Well argued, with the caveat that I doubt anyone really thought Rousey could beat a trained male (even Rousey put it in terms of "never admitting defeat" rather than thinking it likely). In judo barely top 500 men from lower weight divisions would throw her around like a doll in randori (practice); the difference in speed and strength between men and women is too much when you get into the trained end (though Rousey would throw around untrained men her size easily). I think those statements my Rogan etc were to hype the product, not something they really believed.
However, many did think she was the greatest WMMA fighter, and in that light your right, Cyborg-Rousey would not have been a freak show for those that believed. But I don't think that includes that many people, probably including Rousey herself. She's smart enough to know the difference weight makes (for instance, heavier international level women in judo - and Cyborg would be a full weight division heavier than Rousey with same day weighins like in judo) easily beat Rousey all the time in practice. Rousey is an excellent self-promoter, but she's not a moron, she was very well aware of what happened when she went against heavier women in judo - why would she expect anything different in MMA? There's a reason for weight divisions.
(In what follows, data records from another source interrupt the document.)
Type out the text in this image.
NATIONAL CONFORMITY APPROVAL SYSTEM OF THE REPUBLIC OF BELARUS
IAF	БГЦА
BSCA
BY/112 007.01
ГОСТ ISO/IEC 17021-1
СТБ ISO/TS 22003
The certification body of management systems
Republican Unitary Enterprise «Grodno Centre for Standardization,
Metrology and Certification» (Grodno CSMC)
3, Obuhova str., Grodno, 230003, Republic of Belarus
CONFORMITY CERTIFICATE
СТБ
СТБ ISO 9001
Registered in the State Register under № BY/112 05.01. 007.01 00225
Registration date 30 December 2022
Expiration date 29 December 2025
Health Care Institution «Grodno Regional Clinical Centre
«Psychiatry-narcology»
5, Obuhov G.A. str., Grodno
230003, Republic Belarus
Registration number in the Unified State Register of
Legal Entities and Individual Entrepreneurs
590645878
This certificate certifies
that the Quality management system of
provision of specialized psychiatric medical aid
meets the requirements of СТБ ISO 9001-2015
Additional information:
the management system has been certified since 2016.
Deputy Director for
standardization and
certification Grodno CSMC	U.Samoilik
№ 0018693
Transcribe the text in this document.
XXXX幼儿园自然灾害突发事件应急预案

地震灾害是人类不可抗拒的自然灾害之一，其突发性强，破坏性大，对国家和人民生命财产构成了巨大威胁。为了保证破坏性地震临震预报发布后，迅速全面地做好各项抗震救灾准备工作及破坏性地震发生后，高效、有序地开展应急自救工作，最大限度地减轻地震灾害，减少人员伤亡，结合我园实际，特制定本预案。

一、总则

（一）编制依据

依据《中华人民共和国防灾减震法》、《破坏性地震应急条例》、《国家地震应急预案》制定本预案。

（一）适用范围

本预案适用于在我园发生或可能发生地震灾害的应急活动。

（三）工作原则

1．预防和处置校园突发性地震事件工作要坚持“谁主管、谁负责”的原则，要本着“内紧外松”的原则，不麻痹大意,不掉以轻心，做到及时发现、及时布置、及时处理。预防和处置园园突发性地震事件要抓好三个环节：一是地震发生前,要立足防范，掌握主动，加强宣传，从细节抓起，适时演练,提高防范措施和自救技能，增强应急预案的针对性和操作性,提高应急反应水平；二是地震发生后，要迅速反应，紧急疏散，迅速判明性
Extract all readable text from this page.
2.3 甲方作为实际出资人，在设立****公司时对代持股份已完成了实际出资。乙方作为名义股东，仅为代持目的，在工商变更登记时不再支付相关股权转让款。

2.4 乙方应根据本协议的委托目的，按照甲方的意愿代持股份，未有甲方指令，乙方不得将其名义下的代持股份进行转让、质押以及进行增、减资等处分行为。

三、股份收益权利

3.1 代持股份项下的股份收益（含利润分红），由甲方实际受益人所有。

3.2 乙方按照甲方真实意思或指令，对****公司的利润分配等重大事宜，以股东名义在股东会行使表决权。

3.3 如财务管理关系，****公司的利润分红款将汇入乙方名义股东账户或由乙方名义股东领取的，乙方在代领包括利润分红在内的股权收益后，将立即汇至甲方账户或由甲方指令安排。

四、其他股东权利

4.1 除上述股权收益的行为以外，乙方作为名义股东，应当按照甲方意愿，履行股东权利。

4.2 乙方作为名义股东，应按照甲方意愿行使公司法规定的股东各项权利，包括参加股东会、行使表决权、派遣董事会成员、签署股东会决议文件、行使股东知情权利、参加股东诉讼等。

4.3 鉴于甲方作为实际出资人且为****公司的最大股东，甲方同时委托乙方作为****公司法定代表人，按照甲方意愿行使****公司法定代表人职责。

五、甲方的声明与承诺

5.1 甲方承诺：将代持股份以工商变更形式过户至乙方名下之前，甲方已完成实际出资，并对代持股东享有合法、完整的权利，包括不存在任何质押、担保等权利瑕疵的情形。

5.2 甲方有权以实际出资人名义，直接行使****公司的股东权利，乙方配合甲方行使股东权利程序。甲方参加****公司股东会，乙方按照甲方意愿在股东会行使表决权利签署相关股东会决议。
I notice that its mainly boxing and MMA fans who expect champs to go up in weight. In most combat sports there's no such expectation. For instance, look at any of the "greatest" Olympic wrestlers or judoka, people like Satiev in wrestling or Nomura in judo won three Olympic gold medals at the same weight without anyone saying their refusal to go up in weight for the next Olympics was a mark against them ... in fact no one in judo or wrestling would even think to suggest it, because its well known how important size is. You'll never find a comment on a wrestling forum saying that Satiev should have gone up in weight for subsequent Olympics; instead he's regularly listed as the greatest or at least top three greatest wrestlers in history. Rousey comes from that legacy, and going up in weight for the challenge is considered kind of daft; you go up in weight when your body grows, not because you won gold already and need a new challenge.